I recently reconnected with an old friend of mine that I’ve known for some years now. For purposes of this blog, let’s call her Jane. As we were catching up, my phone rang. At the end of my conversation, I said “I can’t wait to see you too”. After my conversation ended, she smiled and asked “Who was that”? Without thought or hesitation, I turned said “Oh that’s Ashley, it’s not official yet”. Jane started to ask more questions like are we dating, but it was not until after the second question that I realized that she didn’t know that I was gay. I told her that I am gay and she paused. She wasn’t saying anything, so I didn’t say anything. I couldn’t tell how she was taking the news. She sat silent for at least 2 minutes. Finally I asked “What are you thinking”? All she said was “so you’re gay”? I said yes and I guess she didn’t hear me the first time because she kept asking over and over as if she expected my answer to change. There was another long pause. I told her if she was uncomfortable with it to just let me know, and that I wouldn’t take it personally. Once I put that out on the table she said she “this” was too much for her to handle. I said I understand, there were no hard feelings and I meant that. I expected her to be caught off guard, but not to the point where she would want to end our friendship of over 11 years. I didn’t know that being straight was a friendship requirement. For the folks that chose not to continue their relationship with me on the sole fact that I am a lesbian, I don’t care. I don’t care what you have to say about it. At the end of the day, it’s my happiness!

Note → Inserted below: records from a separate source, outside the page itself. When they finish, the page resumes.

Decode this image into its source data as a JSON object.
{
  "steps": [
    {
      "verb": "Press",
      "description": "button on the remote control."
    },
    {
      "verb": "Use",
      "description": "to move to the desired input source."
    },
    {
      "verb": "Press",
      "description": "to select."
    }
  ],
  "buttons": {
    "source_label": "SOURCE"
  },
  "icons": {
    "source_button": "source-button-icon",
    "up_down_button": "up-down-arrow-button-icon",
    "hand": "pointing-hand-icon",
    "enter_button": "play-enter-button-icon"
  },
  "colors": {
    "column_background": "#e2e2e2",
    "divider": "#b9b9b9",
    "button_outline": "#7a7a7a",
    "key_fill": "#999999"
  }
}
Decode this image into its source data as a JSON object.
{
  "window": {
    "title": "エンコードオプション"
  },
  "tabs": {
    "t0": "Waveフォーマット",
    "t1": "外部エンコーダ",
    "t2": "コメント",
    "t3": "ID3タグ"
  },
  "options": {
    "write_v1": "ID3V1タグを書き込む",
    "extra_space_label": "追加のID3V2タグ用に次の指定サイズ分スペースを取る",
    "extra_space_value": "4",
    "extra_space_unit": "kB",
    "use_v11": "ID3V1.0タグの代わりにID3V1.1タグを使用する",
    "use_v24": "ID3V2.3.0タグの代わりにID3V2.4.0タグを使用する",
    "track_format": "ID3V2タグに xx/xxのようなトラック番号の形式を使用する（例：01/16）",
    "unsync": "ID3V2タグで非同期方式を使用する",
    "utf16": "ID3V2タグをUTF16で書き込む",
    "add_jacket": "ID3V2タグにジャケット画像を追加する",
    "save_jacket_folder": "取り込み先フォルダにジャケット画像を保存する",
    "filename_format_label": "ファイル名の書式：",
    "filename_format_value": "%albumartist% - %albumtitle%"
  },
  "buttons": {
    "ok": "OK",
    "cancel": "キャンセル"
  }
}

Last night one of my friends came out to me. I have not known her for long, but we get along really well. It was obviously an uncomfortable conversation for her to have. I let her say what she had to say. When she finished, I laughed and said “I know”. I wasn’t laughing at her, I was laughing at the situation. She knows I’m gay, so it was just surprising that she thought I wouldn’t pick up on her. She kept asking “How did you know”? I told her “It’s called ‘gaydar‘ sweetie”. We had a good laugh about it. I thought it was hilarious!